The second possible interaction is for a client to revoke a key by passing a RevokeMessage to the service. The RevokeMessage contains the ECDSA public key to be revoked, a signature by the corresponding private key and the proof-of-work. The service responds with a RevocationResponseMessage which can be used to indicate that the RevokeMessage was invalid (e.g. the proof of work is incorrect), or otherwise to indicate that the revocation has been processed successfully.

The REVOCATION Peer-to-Peer Protocol

Revocation uses two disjoint ways to spread revocation information among peers. First of all, P2P gossip exchanged via CORE-level neighbours is used to quickly spread revocations to all connected peers. Second, whenever two peers (that both support revocations) connect, the SET service is used to compute the union of the respective revocation sets.

In both cases, the exchanged messages are RevokeMessages which contain the public key that is being revoked, a matching ECDSA signature, and a proof-of-work. Whenever a peer learns about a new revocation this way, it first validates the signature and the proof-of-work, then stores it to disk (typically to a file $GNUNET_DATA_HOME/revocation.dat) and finally spreads the information to all directly connected neighbours.
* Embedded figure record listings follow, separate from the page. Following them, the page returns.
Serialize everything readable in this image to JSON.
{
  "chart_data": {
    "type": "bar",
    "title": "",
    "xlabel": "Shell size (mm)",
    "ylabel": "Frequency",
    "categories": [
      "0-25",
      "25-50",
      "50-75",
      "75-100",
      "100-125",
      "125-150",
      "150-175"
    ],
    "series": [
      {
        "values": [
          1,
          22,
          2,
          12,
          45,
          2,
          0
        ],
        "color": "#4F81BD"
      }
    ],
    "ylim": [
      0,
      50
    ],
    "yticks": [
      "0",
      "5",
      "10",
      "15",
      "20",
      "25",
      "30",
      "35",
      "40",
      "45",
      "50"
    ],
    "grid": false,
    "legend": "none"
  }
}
For computing the union using the SET service, the peer with the smaller hashed peer identity will connect (as a "client" in the two-party set protocol) to the other peer after one second (to reduce traffic spikes on connect) and initiate the computation of the set union. All revocation services use a common hash to identify the SET operation over revocation sets.

The current implementation accepts revocation set union operations from all peers at any time; however, well-behaved peers should only initiate this operation once after establishing a connection to a peer with a larger hashed peer identity.